2. Medical history (by patients).
3. Use of contraceptives and hormonal treatment.
4. Urinary tract infection (UTI) episodes in the last 12 months.
5. EuroQol 5-dimensional questionnaire (EQ-5D-5L).
Weekly contact/monthly contact:
1. UTI episodes in last week/month, respectively.
Daily UTI diary
1. UTI symptoms.
2. UTI treatment.
3. EQ-5D-5L.
Six month questionnaire
1. UTI episodes in the last month.
2. EQ-5D-5L.
Notes review and urine culture result
1. Recorded UTIs during the study period.
2. Healthcare contact for UTIs recorded.
3. Antibiotics given for UTIs recorded.
4. Culture results for UTIs recorded.
5. Unscheduled hospital admissions.
Supplementary data
bmjopen-2020-037128supp001.pdf
Randomisation
After the baseline assessment, participants will be randomised by a member of the research team using a validated internet based randomisation system with an emergency randomisation list available. Randomisation will use variable block sizes and will be stratified by GP practice ensuring a balance of the two arms within each practice.
Intervention and placebo groups
Placebo will consist of two grams of a sugar powder which is similar in texture and taste to D-mannose but fully absorbed by the liver to be taken daily for 6 months.
Intervention will consist of two grams of D-mannose powder to be taken daily for 6 months.
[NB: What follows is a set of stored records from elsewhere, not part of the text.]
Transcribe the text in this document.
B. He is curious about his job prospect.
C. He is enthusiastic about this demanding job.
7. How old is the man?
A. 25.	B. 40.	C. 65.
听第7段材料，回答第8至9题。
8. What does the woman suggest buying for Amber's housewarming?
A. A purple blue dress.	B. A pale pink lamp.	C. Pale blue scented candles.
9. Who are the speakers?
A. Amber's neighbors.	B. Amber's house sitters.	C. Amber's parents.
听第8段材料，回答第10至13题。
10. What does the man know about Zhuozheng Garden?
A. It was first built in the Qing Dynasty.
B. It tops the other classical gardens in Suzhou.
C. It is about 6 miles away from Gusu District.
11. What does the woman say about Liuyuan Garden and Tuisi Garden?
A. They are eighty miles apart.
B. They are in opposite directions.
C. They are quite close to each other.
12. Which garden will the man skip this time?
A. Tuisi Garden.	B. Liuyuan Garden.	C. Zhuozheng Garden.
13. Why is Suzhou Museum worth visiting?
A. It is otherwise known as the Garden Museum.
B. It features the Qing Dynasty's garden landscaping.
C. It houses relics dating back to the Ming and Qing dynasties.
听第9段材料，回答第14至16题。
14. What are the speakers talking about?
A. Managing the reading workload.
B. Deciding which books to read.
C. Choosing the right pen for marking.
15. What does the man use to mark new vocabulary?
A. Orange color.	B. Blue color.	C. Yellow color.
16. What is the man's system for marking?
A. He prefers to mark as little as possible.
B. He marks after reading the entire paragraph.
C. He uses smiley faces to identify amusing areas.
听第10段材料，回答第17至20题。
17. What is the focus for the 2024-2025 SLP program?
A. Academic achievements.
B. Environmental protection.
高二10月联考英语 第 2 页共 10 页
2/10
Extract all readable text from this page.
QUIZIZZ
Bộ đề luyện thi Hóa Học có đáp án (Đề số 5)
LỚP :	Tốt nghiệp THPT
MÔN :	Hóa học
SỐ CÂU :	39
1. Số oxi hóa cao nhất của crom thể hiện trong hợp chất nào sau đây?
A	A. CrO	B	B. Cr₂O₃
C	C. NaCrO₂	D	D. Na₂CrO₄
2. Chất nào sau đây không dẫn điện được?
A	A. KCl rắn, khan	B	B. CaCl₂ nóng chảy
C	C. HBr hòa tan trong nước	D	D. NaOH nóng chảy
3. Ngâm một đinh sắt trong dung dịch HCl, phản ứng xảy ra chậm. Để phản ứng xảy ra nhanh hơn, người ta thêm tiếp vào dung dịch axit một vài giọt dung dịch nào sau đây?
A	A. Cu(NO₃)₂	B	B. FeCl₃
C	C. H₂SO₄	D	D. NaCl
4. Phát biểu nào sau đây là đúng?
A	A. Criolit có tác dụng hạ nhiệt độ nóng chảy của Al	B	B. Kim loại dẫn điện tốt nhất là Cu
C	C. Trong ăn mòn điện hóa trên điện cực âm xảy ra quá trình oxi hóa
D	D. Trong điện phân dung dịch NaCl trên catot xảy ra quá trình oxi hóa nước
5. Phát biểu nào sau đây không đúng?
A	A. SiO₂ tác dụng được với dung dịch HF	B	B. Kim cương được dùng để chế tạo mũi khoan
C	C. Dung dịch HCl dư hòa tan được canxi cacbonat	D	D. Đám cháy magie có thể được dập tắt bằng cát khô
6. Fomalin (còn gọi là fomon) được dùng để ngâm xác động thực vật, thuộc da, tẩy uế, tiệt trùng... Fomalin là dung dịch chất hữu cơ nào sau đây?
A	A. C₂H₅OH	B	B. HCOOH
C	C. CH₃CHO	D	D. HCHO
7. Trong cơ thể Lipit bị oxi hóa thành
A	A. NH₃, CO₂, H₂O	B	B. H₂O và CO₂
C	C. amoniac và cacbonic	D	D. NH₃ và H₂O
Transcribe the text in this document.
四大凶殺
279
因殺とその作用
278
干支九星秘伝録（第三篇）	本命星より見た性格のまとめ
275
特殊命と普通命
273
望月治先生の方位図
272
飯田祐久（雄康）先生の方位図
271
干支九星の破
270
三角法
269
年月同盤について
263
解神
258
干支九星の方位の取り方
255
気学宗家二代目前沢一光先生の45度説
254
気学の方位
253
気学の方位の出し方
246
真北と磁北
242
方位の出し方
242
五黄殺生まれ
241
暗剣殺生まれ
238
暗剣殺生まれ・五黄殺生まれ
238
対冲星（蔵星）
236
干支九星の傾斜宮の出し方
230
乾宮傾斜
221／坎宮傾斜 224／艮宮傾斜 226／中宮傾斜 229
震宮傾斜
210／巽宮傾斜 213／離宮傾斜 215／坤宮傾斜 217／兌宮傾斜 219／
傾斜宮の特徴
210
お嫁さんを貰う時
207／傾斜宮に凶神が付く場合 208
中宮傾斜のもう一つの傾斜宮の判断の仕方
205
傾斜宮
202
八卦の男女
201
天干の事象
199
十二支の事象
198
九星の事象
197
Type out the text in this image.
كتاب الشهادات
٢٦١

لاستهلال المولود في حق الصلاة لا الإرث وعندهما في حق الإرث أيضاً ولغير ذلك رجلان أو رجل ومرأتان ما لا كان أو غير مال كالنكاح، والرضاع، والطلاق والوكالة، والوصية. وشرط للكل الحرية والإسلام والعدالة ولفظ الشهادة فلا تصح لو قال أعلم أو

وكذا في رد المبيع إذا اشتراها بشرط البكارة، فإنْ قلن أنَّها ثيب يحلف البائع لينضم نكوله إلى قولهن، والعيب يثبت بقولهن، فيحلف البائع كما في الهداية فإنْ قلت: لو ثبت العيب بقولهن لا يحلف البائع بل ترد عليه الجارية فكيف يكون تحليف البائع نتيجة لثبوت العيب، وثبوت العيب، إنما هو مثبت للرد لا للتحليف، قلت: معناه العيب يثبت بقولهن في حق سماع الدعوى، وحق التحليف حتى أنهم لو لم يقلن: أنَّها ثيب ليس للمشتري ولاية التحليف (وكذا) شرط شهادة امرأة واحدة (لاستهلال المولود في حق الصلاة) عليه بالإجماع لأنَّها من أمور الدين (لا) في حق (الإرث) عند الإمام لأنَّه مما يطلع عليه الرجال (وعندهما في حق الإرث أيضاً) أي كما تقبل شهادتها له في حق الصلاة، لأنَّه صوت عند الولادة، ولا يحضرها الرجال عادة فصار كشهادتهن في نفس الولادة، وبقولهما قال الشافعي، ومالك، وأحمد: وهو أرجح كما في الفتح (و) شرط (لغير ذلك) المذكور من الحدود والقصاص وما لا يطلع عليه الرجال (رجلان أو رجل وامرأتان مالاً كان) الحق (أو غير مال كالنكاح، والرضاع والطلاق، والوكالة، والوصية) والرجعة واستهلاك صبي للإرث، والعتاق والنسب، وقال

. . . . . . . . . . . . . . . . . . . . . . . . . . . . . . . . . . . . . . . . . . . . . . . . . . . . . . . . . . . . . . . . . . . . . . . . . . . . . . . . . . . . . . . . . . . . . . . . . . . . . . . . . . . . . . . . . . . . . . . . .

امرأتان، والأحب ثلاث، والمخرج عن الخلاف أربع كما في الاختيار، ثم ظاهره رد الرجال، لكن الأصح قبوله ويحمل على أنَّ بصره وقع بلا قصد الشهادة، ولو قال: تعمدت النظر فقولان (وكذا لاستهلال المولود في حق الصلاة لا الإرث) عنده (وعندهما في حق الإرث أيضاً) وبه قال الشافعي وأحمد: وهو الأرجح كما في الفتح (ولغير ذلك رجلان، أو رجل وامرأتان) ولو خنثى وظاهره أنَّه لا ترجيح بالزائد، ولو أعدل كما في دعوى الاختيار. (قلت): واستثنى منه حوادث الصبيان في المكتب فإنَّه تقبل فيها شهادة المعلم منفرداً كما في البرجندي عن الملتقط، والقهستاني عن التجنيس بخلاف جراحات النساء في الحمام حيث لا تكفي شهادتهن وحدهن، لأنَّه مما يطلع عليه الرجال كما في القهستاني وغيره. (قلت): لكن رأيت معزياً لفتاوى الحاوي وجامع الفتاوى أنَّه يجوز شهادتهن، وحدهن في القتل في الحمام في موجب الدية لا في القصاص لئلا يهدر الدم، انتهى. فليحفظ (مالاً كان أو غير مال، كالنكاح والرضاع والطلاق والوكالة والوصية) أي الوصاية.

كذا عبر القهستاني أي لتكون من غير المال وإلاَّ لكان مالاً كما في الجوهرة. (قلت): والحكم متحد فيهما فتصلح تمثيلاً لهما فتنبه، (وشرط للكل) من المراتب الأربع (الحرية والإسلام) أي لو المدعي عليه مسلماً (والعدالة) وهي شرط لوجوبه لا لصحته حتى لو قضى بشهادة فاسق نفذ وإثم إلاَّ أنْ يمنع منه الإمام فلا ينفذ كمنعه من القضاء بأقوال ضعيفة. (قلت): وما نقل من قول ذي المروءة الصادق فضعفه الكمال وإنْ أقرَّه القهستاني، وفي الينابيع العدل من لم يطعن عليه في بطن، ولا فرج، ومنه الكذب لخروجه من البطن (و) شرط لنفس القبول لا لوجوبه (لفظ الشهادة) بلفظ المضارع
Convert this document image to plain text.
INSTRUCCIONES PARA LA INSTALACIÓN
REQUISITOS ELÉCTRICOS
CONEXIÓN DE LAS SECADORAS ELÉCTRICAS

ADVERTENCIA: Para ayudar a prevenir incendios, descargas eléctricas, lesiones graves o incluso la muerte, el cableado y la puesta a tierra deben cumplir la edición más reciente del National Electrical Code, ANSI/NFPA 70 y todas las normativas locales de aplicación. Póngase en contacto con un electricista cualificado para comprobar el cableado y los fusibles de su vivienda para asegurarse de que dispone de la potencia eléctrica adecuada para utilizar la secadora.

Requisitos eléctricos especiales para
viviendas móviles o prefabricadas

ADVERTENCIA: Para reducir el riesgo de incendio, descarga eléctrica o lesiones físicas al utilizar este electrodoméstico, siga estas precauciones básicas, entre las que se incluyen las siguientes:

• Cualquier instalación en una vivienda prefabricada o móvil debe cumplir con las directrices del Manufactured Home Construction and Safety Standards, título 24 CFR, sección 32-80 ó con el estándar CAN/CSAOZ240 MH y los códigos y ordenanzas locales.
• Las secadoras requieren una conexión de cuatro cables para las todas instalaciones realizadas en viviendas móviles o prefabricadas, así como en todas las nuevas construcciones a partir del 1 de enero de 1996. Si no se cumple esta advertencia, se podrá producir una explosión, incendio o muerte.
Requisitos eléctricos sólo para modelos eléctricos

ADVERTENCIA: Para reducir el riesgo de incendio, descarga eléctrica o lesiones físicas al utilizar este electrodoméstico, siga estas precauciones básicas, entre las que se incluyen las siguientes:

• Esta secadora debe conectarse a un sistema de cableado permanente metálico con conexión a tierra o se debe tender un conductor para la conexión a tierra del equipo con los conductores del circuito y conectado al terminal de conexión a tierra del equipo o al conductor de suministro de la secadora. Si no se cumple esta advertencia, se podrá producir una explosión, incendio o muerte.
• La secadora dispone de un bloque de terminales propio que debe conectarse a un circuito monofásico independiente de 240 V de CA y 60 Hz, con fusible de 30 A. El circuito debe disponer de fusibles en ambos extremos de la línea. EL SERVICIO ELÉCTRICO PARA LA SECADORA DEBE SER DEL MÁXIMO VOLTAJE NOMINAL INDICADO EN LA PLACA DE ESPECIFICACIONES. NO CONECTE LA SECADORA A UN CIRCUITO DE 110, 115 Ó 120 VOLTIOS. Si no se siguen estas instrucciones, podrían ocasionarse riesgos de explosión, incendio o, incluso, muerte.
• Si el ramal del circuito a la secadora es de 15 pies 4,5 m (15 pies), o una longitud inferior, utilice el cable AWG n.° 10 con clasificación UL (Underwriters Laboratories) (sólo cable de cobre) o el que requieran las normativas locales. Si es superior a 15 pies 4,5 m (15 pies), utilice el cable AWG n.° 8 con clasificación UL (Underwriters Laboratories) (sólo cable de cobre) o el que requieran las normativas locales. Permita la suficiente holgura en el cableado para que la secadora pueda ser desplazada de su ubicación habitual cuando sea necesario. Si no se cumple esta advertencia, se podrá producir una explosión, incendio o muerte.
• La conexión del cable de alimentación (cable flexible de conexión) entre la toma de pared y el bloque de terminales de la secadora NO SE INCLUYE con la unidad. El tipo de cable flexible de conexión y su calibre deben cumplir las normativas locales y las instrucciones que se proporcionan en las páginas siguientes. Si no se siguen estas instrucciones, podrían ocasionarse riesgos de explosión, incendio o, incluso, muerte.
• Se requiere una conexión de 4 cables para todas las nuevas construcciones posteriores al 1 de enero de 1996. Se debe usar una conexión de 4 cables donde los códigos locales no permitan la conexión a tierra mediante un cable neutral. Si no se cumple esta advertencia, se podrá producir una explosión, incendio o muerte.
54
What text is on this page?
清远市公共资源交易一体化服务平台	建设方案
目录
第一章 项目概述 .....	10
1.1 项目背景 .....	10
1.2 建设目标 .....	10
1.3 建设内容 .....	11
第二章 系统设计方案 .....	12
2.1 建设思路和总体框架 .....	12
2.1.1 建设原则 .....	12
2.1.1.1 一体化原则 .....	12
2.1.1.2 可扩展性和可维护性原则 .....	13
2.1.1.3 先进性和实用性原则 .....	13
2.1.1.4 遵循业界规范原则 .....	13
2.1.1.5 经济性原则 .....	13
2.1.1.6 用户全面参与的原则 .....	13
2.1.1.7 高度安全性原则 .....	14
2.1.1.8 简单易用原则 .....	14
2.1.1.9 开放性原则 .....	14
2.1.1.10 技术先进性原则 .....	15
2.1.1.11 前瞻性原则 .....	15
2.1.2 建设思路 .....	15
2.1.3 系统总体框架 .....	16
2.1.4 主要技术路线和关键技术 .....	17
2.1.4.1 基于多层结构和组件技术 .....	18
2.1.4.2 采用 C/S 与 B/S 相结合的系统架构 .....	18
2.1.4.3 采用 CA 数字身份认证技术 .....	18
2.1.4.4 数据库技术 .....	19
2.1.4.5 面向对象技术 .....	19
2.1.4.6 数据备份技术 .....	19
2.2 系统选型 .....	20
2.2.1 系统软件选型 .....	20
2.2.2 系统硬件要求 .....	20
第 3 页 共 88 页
An adequate supply of the study product will be sent directly from the research team to the participant after randomisation, after 2 months and after 4 months.
Follow-up
All participants will be asked to complete short weekly questionnaires, sent to them via text or email; they also will have the option of completing them telephonically directly with the research team. The weekly questionnaire will collect the information of participant’s adherence to study medication, and whether the participant has had any symptomatic UTI episodes. Participants will also be contacted monthly by phone by the research team to complete a monthly questionnaire which is similar to the weekly one if there are two or more weekly questionnaires not being completed. They will also be asked to complete a daily UTI symptom diary if they experience a UTI. The information will be collected via weekly and monthly contact if they fail to complete the symptom diary although they experience one. During a UTI they will be asked to send the lab a urine sample, alongside any sample they might provide to their GP. They will also be asked for a further urine sample 2 days after symptoms have resolved. See box 1 for details. Primary care electronic medical record reviews will be conducted to collect UTI related healthcare contacts, culture results and prescriptions during the following up period. Participants will receive a £10 voucher after every 2 months of participation (£30 pounds in total). See figure 1 for the participant flow through the trial.
Figure 1
Flow through the trial. CRF, case report form; EOI, expression of interest; GP, general practitioner; RN, research nurse; UTI, urinary tract infection.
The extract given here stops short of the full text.